Eh bien ! Jeanie, je suis un peu enrouée ce soir, je crois que je ne chanterai pas beaucoup, et puis il me semble que je vais dormir. »

Elle pencha sa tête sur son sein comme pour s’endormir, et Jeanie, qui aurait donné tout au monde pour avoir une occasion de réfléchir sur les moyens et la probabilité qu’elle avait de se sauver, eut grand soin de ne pas la déranger dans cette posture ; mais après une ou deux minutes d’assoupissement, les yeux à demi fermés, cette inquiète agitation qui faisait une partie de la maladie de Madge vint de nouveau l’assaillir.
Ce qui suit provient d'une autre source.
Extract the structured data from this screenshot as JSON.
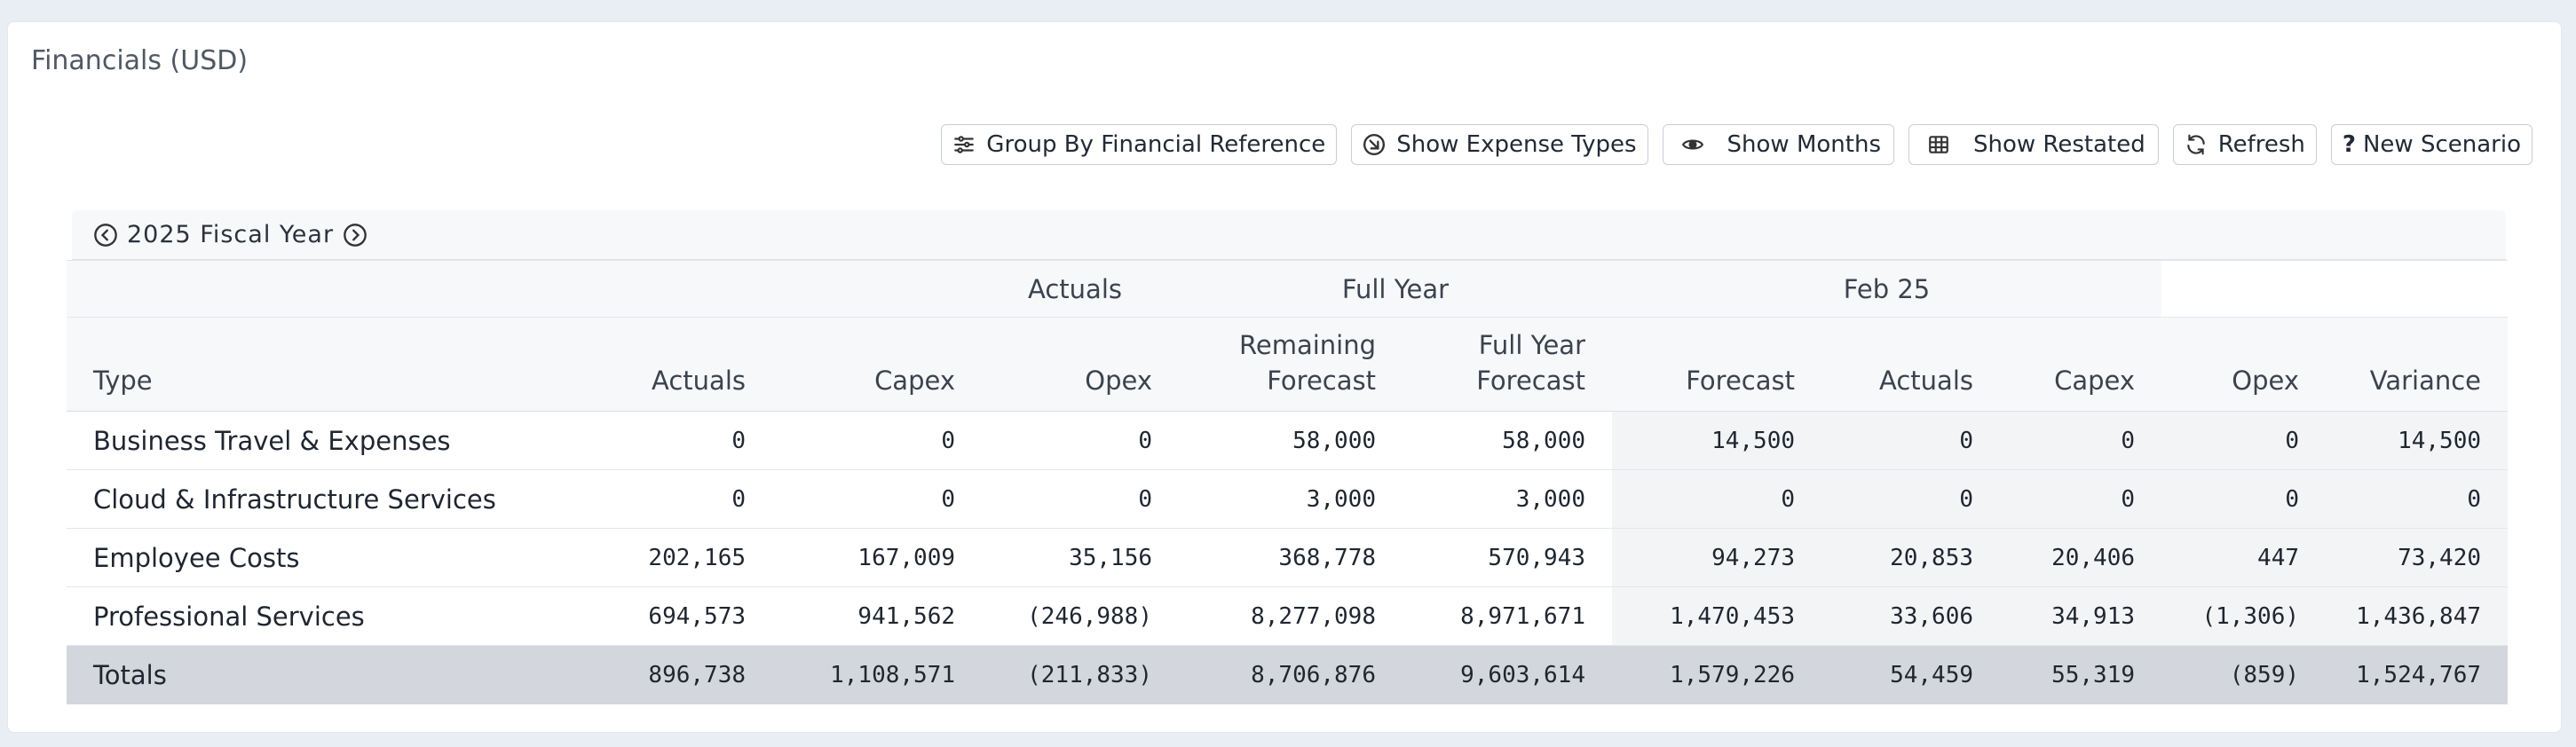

Elle releva la tête et parla, mais d’un ton bas, se laissant graduellement aller au sommeil que la fatigue d’un voyage à cheval rendait plus pressant ce jour-là qu’à l’ordinaire. « Je ne sais pas, disait-elle, pourquoi j’ai tant envie de dormir aujourd’hui ; je ne dors presque jamais que la bonne lune ne soit couchée, surtout quand elle est dans son plein comme vous le savez, et qu’elle se montre à nous dans son grand char d’argent, et quelquefois j’ai été moi-même danser de joie devant elle ; souvent aussi les morts sont venus danser avec moi, tels que Porteous par exemple, ou d’autres que j’ai connus quand je vivais autrefois, car vous saurez que j’ai été morte aussi, moi. » Ici la pauvre insensée chanta à voix basse :

Mes os sont enfermés dans un vieux cimetière,
Bien loin d’ici, par-delà l’onde amère ;
Ce n’est que mon ombre à présent
Qui vous parle naïvement.

  1. Maison des aliénés à Londres. a. m.